Paris Public School Teacher Wanting Her Students to Concentrate Receives a Letter From the Class Telling Her to Go F*** Herself

While Americans debate public health care in the wake of the well-known (and utterly undeniable) benefits of the public education system, the reactions to a public school teacher in Paris who wanted (who wants) her (final year) high school students to listen in English class and refrain from using cel phones, putting on makeup, and otherwise failing to concentrate were as following, reports Maryline Baumard in Le Monde:
  • She was threatened verbally and her USB memory card was stolen
  • Nearly all the students signed a letter to the school director "strongly" advising him (vivement) "to undertake a change of teach"
  • When the director refused, they sent a letter to "the teach", advising Claudine Lespagnol, 58, to change her attitude and to "stop making remarks every time we have a phone in our hands, because it is a waste of time". If such were not to happen, they concluded in a parody of a school report ("if there is no effort to change on your part…"), "we have only but a few words to tell you: Go f••• yourself" (allez vous faire enc..." — the article does not mention whether the "masking" of the word "enc•ler" — which actually happens to be stronger than the F word in English (since it only involves sodomy) — was the reporter's doing or if it was "masked" in the students' original letter, but it seems fair to assume that it was the former).

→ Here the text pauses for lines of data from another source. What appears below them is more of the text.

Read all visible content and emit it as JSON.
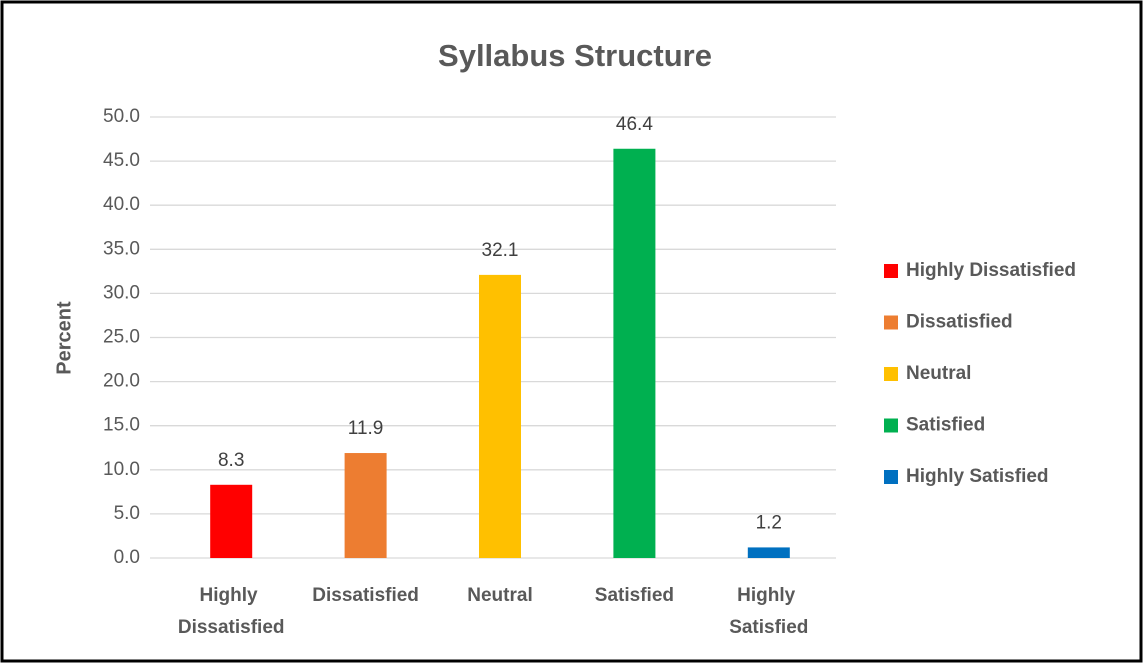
{
  "chart_data": {
    "type": "bar",
    "title": "Syllabus Structure",
    "y_label": "Percent",
    "categories": [
      "Highly Dissatisfied",
      "Dissatisfied",
      "Neutral",
      "Satisfied",
      "Highly Satisfied"
    ],
    "values": [
      8.3,
      11.9,
      32.1,
      46.4,
      1.2
    ],
    "colors": [
      "#ff0000",
      "#ed7d31",
      "#ffc000",
      "#00b050",
      "#0070c0"
    ],
    "ylim": [
      0,
      50
    ],
    "yticks": [
      {
        "value": 0,
        "label": "0.0"
      },
      {
        "value": 5,
        "label": "5.0"
      },
      {
        "value": 10,
        "label": "10.0"
      },
      {
        "value": 15,
        "label": "15.0"
      },
      {
        "value": 20,
        "label": "20.0"
      },
      {
        "value": 25,
        "label": "25.0"
      },
      {
        "value": 30,
        "label": "30.0"
      },
      {
        "value": 35,
        "label": "35.0"
      },
      {
        "value": 40,
        "label": "40.0"
      },
      {
        "value": 45,
        "label": "45.0"
      },
      {
        "value": 50,
        "label": "50.0"
      }
    ],
    "grid": true,
    "legend": "right"
  }
}
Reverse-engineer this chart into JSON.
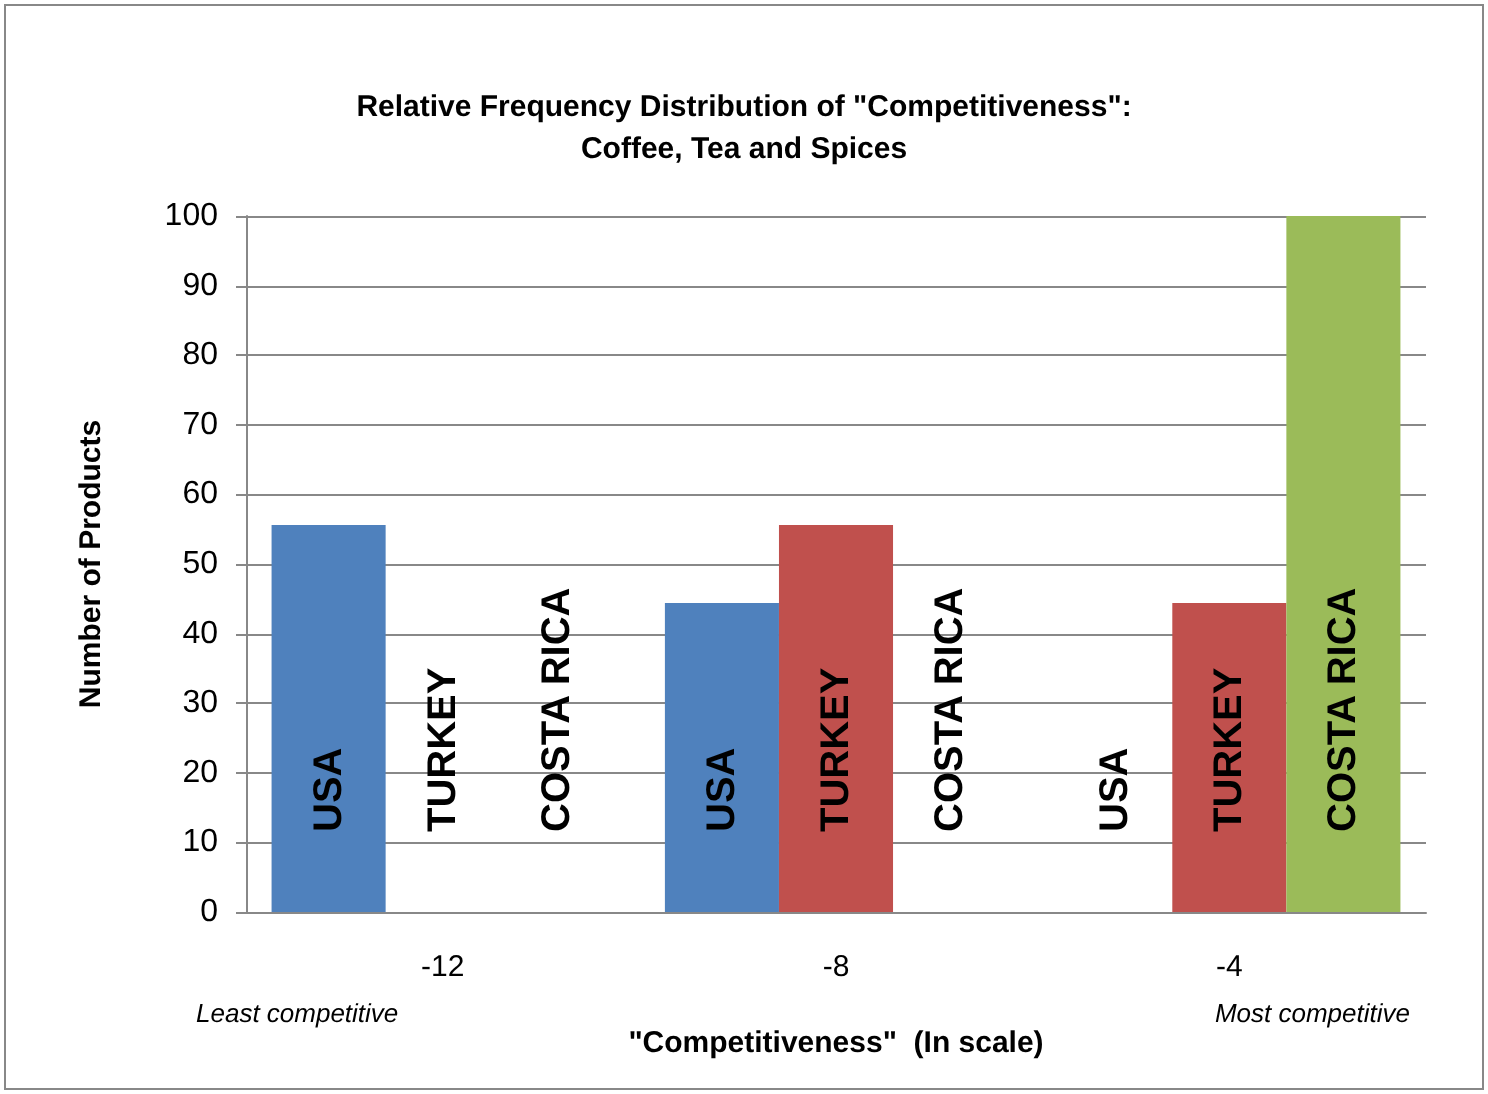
{
  "chart_data": {
    "type": "bar",
    "title": "Relative Frequency Distribution of \"Competitiveness\":\nCoffee, Tea and Spices",
    "xlabel": "\"Competitiveness\"  (In scale)",
    "ylabel": "Number of Products",
    "categories": [
      "-12",
      "-8",
      "-4"
    ],
    "series": [
      {
        "name": "USA",
        "color": "#4f81bd",
        "values": [
          55.6,
          44.4,
          0
        ]
      },
      {
        "name": "TURKEY",
        "color": "#c0504d",
        "values": [
          0,
          55.6,
          44.4
        ]
      },
      {
        "name": "COSTA RICA",
        "color": "#9bbb59",
        "values": [
          0,
          0,
          100
        ]
      }
    ],
    "ylim": [
      0,
      100
    ],
    "yticks": [
      0,
      10,
      20,
      30,
      40,
      50,
      60,
      70,
      80,
      90,
      100
    ],
    "grid": "y",
    "legend": false,
    "annotations": [
      "Least competitive",
      "Most competitive"
    ]
  }
}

Subsequent to the teacher's complaint (regarding the letter, the threats, and the theft), according to Maryline Baumard's report, the school director happened (cough cough) to fall ill and go on sick leave, an inspector stated that those facts are unacceptable while adding, deploringly, that "collective sanctions do not exist", and a teacher's union representative reported that during a meeting regarding the problem, "the idea of proceeding with the exchange of English teachers was invoked in the name of 'continuity of public service'."

Even someone working for a leftist, statist news paper, like Maryline Baumard, could only have a common-sense reaction: Does the continuity of public service mean simply having someone standing in front of the classroom or does it entail teaching a subject?